The Ministry of Gender is responding to these challenges with support to businesses in the informal sector, apprenticeship at workplaces, establishment of industrial business shelters and green incubation centres. It also speaks of promoting social safeguards at workplaces, promoting decent employment abroad and strengthening Kampala Capital City Authority (KCCA) and local governments’ capacity to create green jobs.
“We want to set up industrial business shelters with common user facilities, used by young people to do metal fabrication, welding, plumbing, construction, art, design, leatherwork. You will learn the skills from one place so that we have as many young people getting skills,” Bigirimana says.

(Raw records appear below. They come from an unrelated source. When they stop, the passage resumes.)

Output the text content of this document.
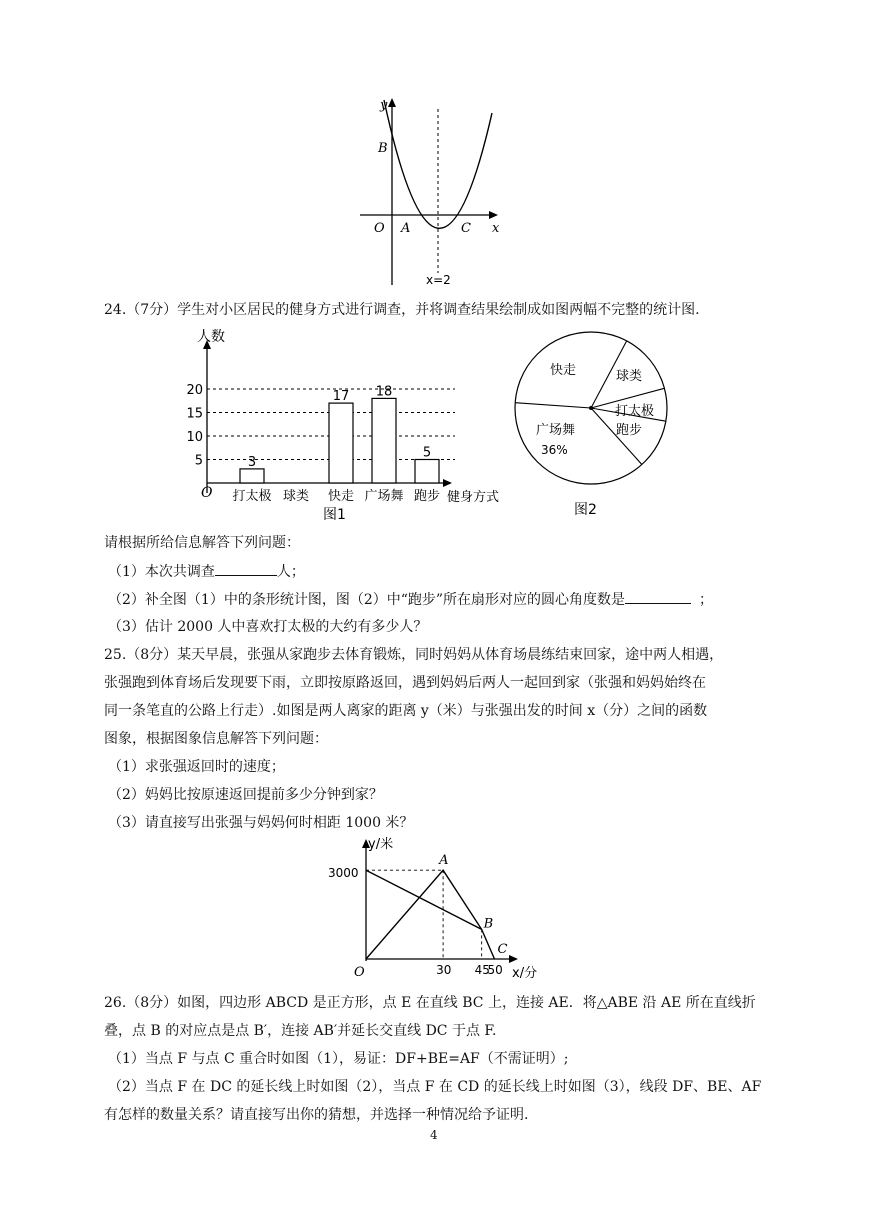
y
x
O
B
A	C
x=2
24.（7分）学生对小区居民的健身方式进行调查，并将调查结果绘制成如图两幅不完整的统计图.
5
10
15
20
3
17 18
5
打太极 球类 快走 广场舞 跑步
人数
健身方式
O
图1
快走	球类
打太极
跑步
广场舞
36%
图2
请根据所给信息解答下列问题：
（1）本次共调查	人；
（2）补全图（1）中的条形统计图，图（2）中“跑步”所在扇形对应的圆心角度数是	；
（3）估计 2000 人中喜欢打太极的大约有多少人？
25.（8分）某天早晨，张强从家跑步去体育锻炼，同时妈妈从体育场晨练结束回家，途中两人相遇，
张强跑到体育场后发现要下雨，立即按原路返回，遇到妈妈后两人一起回到家（张强和妈妈始终在
同一条笔直的公路上行走）.如图是两人离家的距离 y（米）与张强出发的时间 x（分）之间的函数
图象，根据图象信息解答下列问题：
（1）求张强返回时的速度；
（2）妈妈比按原速返回提前多少分钟到家？
（3）请直接写出张强与妈妈何时相距 1000 米？
y/米
x/分
O
3000
30 45
50
A
B
C
26.（8分）如图，四边形 ABCD 是正方形，点 E 在直线 BC 上，连接 AE．将△ABE 沿 AE 所在直线折
叠，点 B 的对应点是点 B′，连接 AB′并延长交直线 DC 于点 F.
（1）当点 F 与点 C 重合时如图（1），易证：DF+BE=AF（不需证明）;
（2）当点 F 在 DC 的延长线上时如图（2），当点 F 在 CD 的延长线上时如图（3），线段 DF、BE、AF
有怎样的数量关系？请直接写出你的猜想，并选择一种情况给予证明.
4
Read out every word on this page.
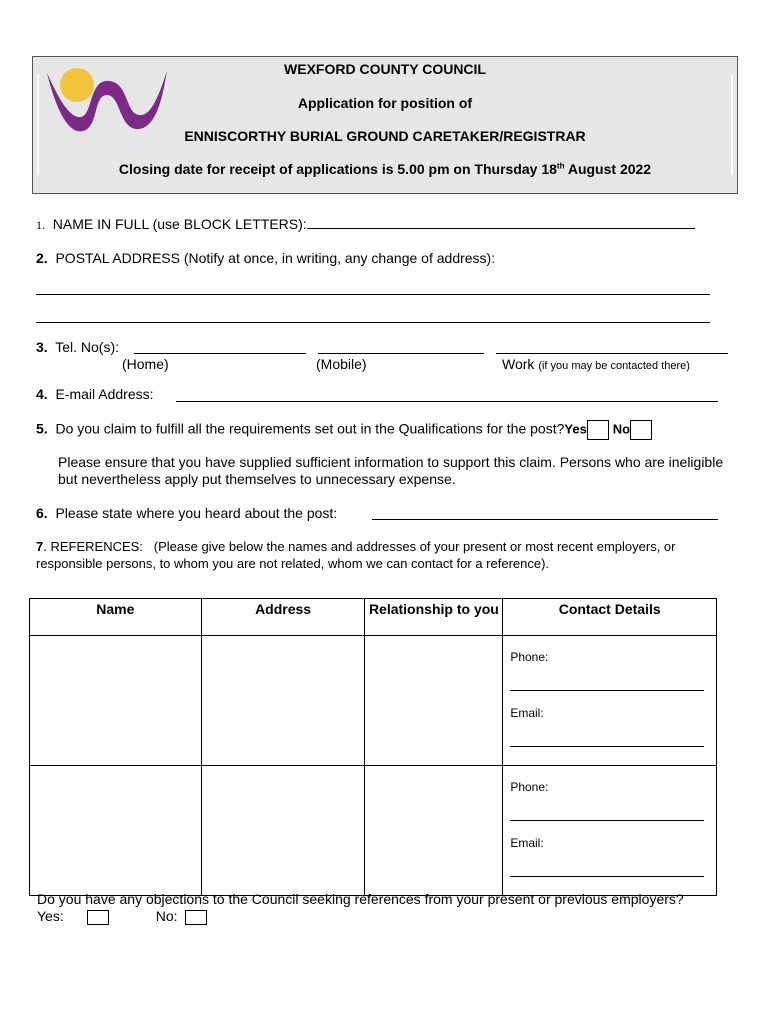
WEXFORD COUNTY COUNCIL
Application for position of
ENNISCORTHY BURIAL GROUND CARETAKER/REGISTRAR
Closing date for receipt of applications is 5.00 pm on Thursday 18th August 2022
1. NAME IN FULL (use BLOCK LETTERS):
2. POSTAL ADDRESS (Notify at once, in writing, any change of address):
3. Tel. No(s):
(Home)	(Mobile)	Work (if you may be contacted there)
4. E-mail Address:
5. Do you claim to fulfill all the requirements set out in the Qualifications for the post?Yes No
Please ensure that you have supplied sufficient information to support this claim. Persons who are ineligible but nevertheless apply put themselves to unnecessary expense.
6. Please state where you heard about the post:
7. REFERENCES: (Please give below the names and addresses of your present or most recent employers, or responsible persons, to whom you are not related, whom we can contact for a reference).
Name	Address	Relationship to you	Contact Details

			Phone:
Email:

			Phone:
Email:
Do you have any objections to the Council seeking references from your present or previous employers?   Yes:	No:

Besides tackling unemployment and low labour productivity, the growth of green jobs should translate into local production of goods usually imported and consequentially reduce the trade balance if exports are boosted.
On what sort of sectors are Ugandans expected to see these green jobs, Bigirimana says they will be entrenched in every part of the economy but will be more prominent in agriculture, industrial production, labour, tourism, trade and education sectors.
“There will be transformation but more in agriculture because it is the biggest holder of jobs. Our economy has grown but no jobs. Our growth has tended to concentrate n those sectors that do not provide sufficient jobs,” Bigirimana says, “We need to invest more in sectors that have forward and backward linkages.”
So far, government and UNDP have spent about $2m (UGX7.4bn) in the national programme that covers all districts. As Bigirimana calls for action, a lot has been done on the ground already. About 2000 Jua-kalis in greater Kampala were supported with equipment and trainings. Seven youth and women groups were supported with innovation grants worth UGX70m including Turning Trash into Treasure, Rabbit Cage Projects, Bikibiro Community Development Association, Maggots and Earthworm production project and Nansana Empowered Women’s Development Initiative Project.
Skills development is urgently needed, particularly through apprenticeship and volunteering. Information from the ministry shows that the Uganda National Apprenticeship framework was formulated, training orders were drafted while the draft national green jobs strategy was put in place and over 200 technical officers from government and private sector sensitized.